Organiser une visite virtuelle de musée pour y découvrir des toiles de grands maîtres et étudier les toiles à la manière de Deezer et de Karen. Quelles sensations chaque toile procure-t-elle ? Les œuvres font-elles penser à des odeurs, convoquent-elles des émotions particulières ?
Quelques suggestions de visites virtuelles : Musée d’Orsay, Paris , Musée Van Gogh, Amsterdam, Musée Getty, Los Angeles, National Gallery of Art, Washington , Musée Guggenheim, New York
En complément
Lectures
Comment tout a commencé (écrit par l’auteure)

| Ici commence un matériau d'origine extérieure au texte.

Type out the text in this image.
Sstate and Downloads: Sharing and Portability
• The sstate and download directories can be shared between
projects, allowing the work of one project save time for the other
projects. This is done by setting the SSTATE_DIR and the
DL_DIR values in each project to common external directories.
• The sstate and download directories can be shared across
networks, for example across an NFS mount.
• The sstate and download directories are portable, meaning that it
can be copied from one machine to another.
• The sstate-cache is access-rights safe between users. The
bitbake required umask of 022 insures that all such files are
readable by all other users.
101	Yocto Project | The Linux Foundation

Frankenstein, roman de Mary Shelley
Dracula, roman de Bram Stoker
Max et les maximonstres, album de Maurice Sendak
L’année du loup-garou, roman de Stephen King
The history of EC Comics, essai de Grant Geissman
Vers d'autres arts
Dracula, film de Francis Ford Coppola
Le loup-garou de Londres, film de John Landis
Le cauchemar, peinture de Johann Heinrich Füssli
Le sabbat des sorcières, peinture de Cornelis Saftleven
La Tentation de sainte Madeleine, peinture de Jacob Jordaens
Extraits
Page 7
Mes os ont craqué pour s’allonger. Comme ceux de Larry Talbot dans Le loup garou. Ma peau et mes ligaments se sont distendus. Et mes dents sont devenues aussi longues que des doigts, et acérées. Ma chemise de nuit, celle que maman avait été si heureuse de trouver pour pas cher était en lambeaux. Zut alors, même si j’avais jamais aimé son côté fifille, maman allait pas être super contente, parce que je savais pas « prendre soin de mes affaires ». Ils étaient peut-être encore loin, mais j’étais sûre que les gens approchaient.
Page 57
Et moi si j’adore dessiner, c’est grâce à Deeze. Quand j’étais bébé, il me donnait des morceaux de betterave et du papier brouillon, et il m’a ainsi fait dessiner avant même que je sache parler. Deeze a gardé tous mes dessins à la betterave, il y en a des tas sur les murs de sa chambre.
Page 347
— Je comprends qu’ils soient frustrés, là, en bas ! Et pourquoi Godzilla détruit Tokyo ! Vous ne me dites jamais la vérité… vous me laissez toujours exprès dans le noir ! Vous pensez que je ne supporterais pas de savoir… Mais c’est débile, parce que je me sens encore plus mal quand je sais qu’il y a quelque chose qui ne va pas et que personne me dit quoi !
— OK ! OK ! C’est maman, elle… elle ne va pas bien. Ils te laissent quitter l’école pour être avec elle…
— … parce que… parce qu’elle est en train de mourir ?
Deeze a hoché la tête et a commencé à pleurer… Il ne se préoccupait même plus de son truc de macho.